La sua invenzione, probabilmente, va oltre le sue stesse aspettative, in quanto il suo progetto originario prevede la costruzione di uno strumento in grado di suonare cromaticamente, basandosi sui primi esempi di trombe, o meglio, di corni a chiavi. Il 28 marzo del 1800, il Concerto scritto da Franz Joseph Haydn viene eseguito per la prima volta nel Teatro di Corte di Vienna: il musicista lo aveva scritto quattro anni prima proprio per Weidinger, come atto di amicizia nei suoi confronti ma anche (e, forse, soprattutto…) come forma di interesse per l’innovazione strumentale. Fino a quel momento, la scrittura trombettistica di Haydn aveva mostrato caratteri di supporto armonico o, talvolta, sottolineatura di un particolare effetto o “emozione”: quasi mai qualcosa di superiore o diverso.




Con questa decisa presa di posizione a favore del nuovo
potenziale fornito dallo strumento che lo stesso Weidinger chiama “organisierte Trompete” (“tromba organizzata”), si realizza qualcosa di totalmente innovativo, nel quale il materiale sonoro è fatto di passaggi cromatici e melodie diatoniche, al posto delle tradizionali triadi spezzate e motivetti “da fanfara”.


L’opera di “proselitismo” di Weidinger non si ferma qui, però, tant’è vero che, intorno al 1803, si rivolge anche a Johann Nepomuk Hummel: quest’ultimo cede alle sue
lusinghe, e gli scrive un brano per tromba a chiavi che riceve un’accoglienza molto positiva durante un concerto della
tournèe che il trombettista stava effettuando, in quel tempo. Il risultato è la composizione del “Concerto a Tromba Principale”, quello di cui
si parla in questo lavoro monografico: la prima esecuzione pubblica è datata 1° gennaio 1804, presso la corte degli Esterhàzy. Molti storici sono concordi nel sostenere che, con
tutta probabilità, lo stesso Weidinger, prima della prima esecuzione, elabora la parte 20 solistica, più che altro per adattare la scrittura allo strumento e rendere eseguibile il brano.





La tromba a chiavi sparisce dalla scena musicale intorno agli anni ’40 dell’Ottocento: al suo posto, per i motivi già trattati nel capitolo precedente, trova una grande diffusione la tromba a pistoni; solo alcune opere teatrali di Rossini e Meyerbeer prevedono in organico lo strumento a chiavi, in funzione delle qualità acustiche più funzionali allo scopo.
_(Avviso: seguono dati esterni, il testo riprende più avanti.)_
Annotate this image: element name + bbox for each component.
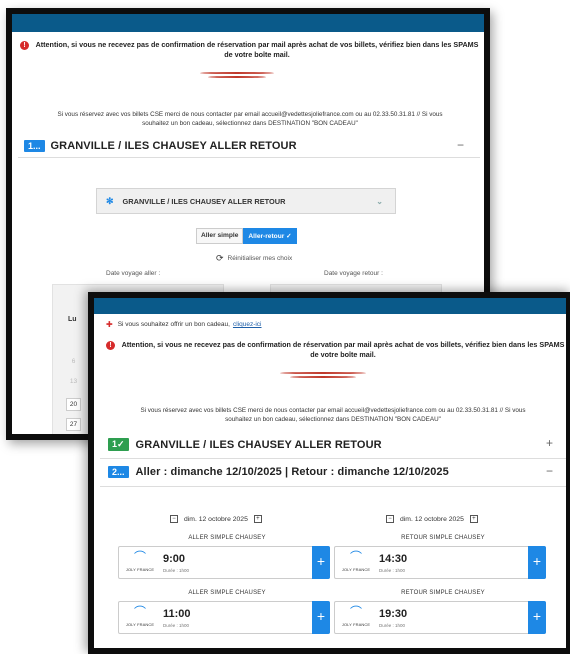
- joly-france-logo: ⌒ JOLY FRANCE: [341, 605, 371, 627]
- step-1-title: GRANVILLE / ILES CHAUSEY ALLER RETOUR: [135, 438, 382, 451]
- date-retour: dim. 12 octobre 2025: [400, 515, 464, 523]
- destination-label: GRANVILLE / ILES CHAUSEY ALLER RETOUR: [122, 196, 286, 206]
- warning-text-line2: de votre boîte mail.: [310, 350, 376, 360]
- step-2-header[interactable]: 2... Aller : dimanche 12/10/2025 | Retou…: [108, 466, 449, 478]
- red-underline-scribble: [200, 72, 274, 74]
- add-button[interactable]: +: [528, 546, 546, 579]
- date-aller: dim. 12 octobre 2025: [184, 515, 248, 523]
- warning-text-line1: Attention, si vous ne recevez pas de con…: [35, 40, 479, 49]
- return-card[interactable]: ⌒ JOLY FRANCE 19:30 Durée : 1h00 +: [334, 601, 546, 634]
- warning-icon: !: [106, 341, 115, 350]
- date-aller-label: Date voyage aller :: [106, 270, 161, 277]
- collapse-icon[interactable]: −: [546, 464, 553, 478]
- add-button[interactable]: +: [312, 601, 330, 634]
- joly-france-logo: ⌒ JOLY FRANCE: [125, 550, 155, 572]
- departure-time: 19:30: [379, 608, 408, 620]
- duration: Durée : 1h00: [163, 568, 190, 573]
- departure-card[interactable]: ⌒ JOLY FRANCE 9:00 Durée : 1h00 +: [118, 546, 330, 579]
- next-day-button[interactable]: +: [469, 515, 478, 523]
- top-bar: [12, 14, 484, 32]
- joly-france-logo: ⌒ JOLY FRANCE: [125, 605, 155, 627]
- duration: Durée : 1h00: [163, 623, 190, 628]
- departure-time: 11:00: [163, 608, 191, 620]
- step-1-badge: 1...: [24, 140, 45, 152]
- departure-card[interactable]: ⌒ JOLY FRANCE 11:00 Durée : 1h00 +: [118, 601, 330, 634]
- date-nav-retour: − dim. 12 octobre 2025 +: [380, 515, 484, 523]
- caption-aller: ALLER SIMPLE CHAUSEY: [188, 590, 266, 596]
- seagull-icon: ⌒: [133, 550, 146, 564]
- departure-time: 14:30: [379, 553, 408, 565]
- duration: Durée : 1h00: [379, 568, 406, 573]
- collapse-icon[interactable]: −: [457, 138, 464, 152]
- red-underline-scribble-2: [208, 76, 266, 78]
- red-underline-scribble-2: [290, 376, 356, 378]
- warning-icon: !: [20, 41, 29, 50]
- gift-icon: ✚: [106, 320, 113, 329]
- gift-voucher-row: ✚ Si vous souhaitez offrir un bon cadeau…: [106, 320, 262, 329]
- cse-info: Si vous réservez avec vos billets CSE me…: [140, 407, 526, 424]
- gift-voucher-link[interactable]: cliquez-ici: [233, 321, 262, 328]
- chevron-down-icon: ⌄: [376, 196, 383, 206]
- return-card[interactable]: ⌒ JOLY FRANCE 14:30 Durée : 1h00 +: [334, 546, 546, 579]
- caption-aller: ALLER SIMPLE CHAUSEY: [188, 535, 266, 541]
- caption-retour: RETOUR SIMPLE CHAUSEY: [401, 535, 485, 541]
- step-1-title: GRANVILLE / ILES CHAUSEY ALLER RETOUR: [50, 140, 297, 152]
- date-nav-aller: − dim. 12 octobre 2025 +: [164, 515, 268, 523]
- front-screenshot: ✚ Si vous souhaitez offrir un bon cadeau…: [88, 292, 570, 654]
- calendar-day[interactable]: 27: [66, 418, 81, 431]
- gear-icon: ✻: [106, 195, 114, 206]
- step-2-title: Aller : dimanche 12/10/2025 | Retour : d…: [135, 466, 449, 478]
- step-2-badge: 2...: [108, 466, 129, 478]
- divider: [100, 486, 566, 487]
- prev-day-button[interactable]: −: [386, 515, 394, 523]
- aller-retour-option[interactable]: Aller-retour ✓: [243, 228, 297, 244]
- date-retour-label: Date voyage retour :: [324, 270, 383, 277]
- destination-select[interactable]: ✻ GRANVILLE / ILES CHAUSEY ALLER RETOUR …: [96, 188, 396, 214]
- seagull-icon: ⌒: [133, 605, 146, 619]
- caption-retour: RETOUR SIMPLE CHAUSEY: [401, 590, 485, 596]
- warning-text-line1: Attention, si vous ne recevez pas de con…: [121, 340, 565, 349]
- trip-type-toggle: Aller simple Aller-retour ✓: [196, 228, 297, 244]
- aller-simple-option[interactable]: Aller simple: [196, 228, 244, 244]
- step-1-header[interactable]: 1... GRANVILLE / ILES CHAUSEY ALLER RETO…: [24, 140, 297, 152]
- step-1-badge: 1✓: [108, 438, 129, 451]
- calendar-day[interactable]: 20: [66, 398, 81, 411]
- expand-icon[interactable]: +: [546, 436, 553, 450]
- calendar-day: 6: [71, 358, 76, 365]
- divider: [18, 157, 480, 158]
- red-underline-scribble: [280, 372, 366, 374]
- seagull-icon: ⌒: [349, 550, 362, 564]
- step-1-header[interactable]: 1✓ GRANVILLE / ILES CHAUSEY ALLER RETOUR: [108, 438, 382, 451]
- departure-time: 9:00: [163, 553, 186, 565]
- refresh-icon: ⟳: [216, 253, 224, 263]
- weekday-lu: Lu: [68, 316, 77, 323]
- calendar-day: 13: [69, 378, 78, 385]
- divider: [100, 458, 566, 459]
- seagull-icon: ⌒: [349, 605, 362, 619]
- spam-warning: ! Attention, si vous ne recevez pas de c…: [20, 40, 482, 61]
- warning-text-line2: de votre boîte mail.: [224, 50, 290, 60]
- cse-info: Si vous réservez avec vos billets CSE me…: [57, 111, 443, 128]
- duration: Durée : 1h00: [379, 623, 406, 628]
- spam-warning: ! Attention, si vous ne recevez pas de c…: [106, 340, 566, 361]
- next-day-button[interactable]: +: [253, 515, 262, 523]
- prev-day-button[interactable]: −: [170, 515, 178, 523]
- reset-choices[interactable]: ⟳ Réinitialiser mes choix: [216, 253, 292, 264]
- add-button[interactable]: +: [528, 601, 546, 634]
- add-button[interactable]: +: [312, 546, 330, 579]
- joly-france-logo: ⌒ JOLY FRANCE: [341, 550, 371, 572]
- top-bar: [94, 298, 566, 314]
L’ultima composizione degna di essere qui citata, scritta appositamente per il vecchio esemplare è, senza ombra di dubbio, il “Concertone per
Flauto, Clarinetto, Tromba a Chiavi, Corno e Orchestra” di Michele Puccini (1838).


LA RINASCITA
Grazie al lavoro di alcuni artigiani, che hanno studiato gli strumenti antichi conservati nei musei e, di conseguenza, iniziano a produrne delle copie, è oggi possibile, ai musicisti, cominciare a studiare e riscoprire la tecnica esecutiva delle trombe a chiavi. Questo rinnovato interesse perla filologia strumentale rende nuovamente udibile, ed in maniera molto fedele rispetto all’originale, la musica di compositori come Giovanni Gabrieli (per quanto riguarda il cornetto), Johann Sebastian Bach (nell’ambito della tromba naturale e barocca) e, ovviamente, Haydn e Hummel.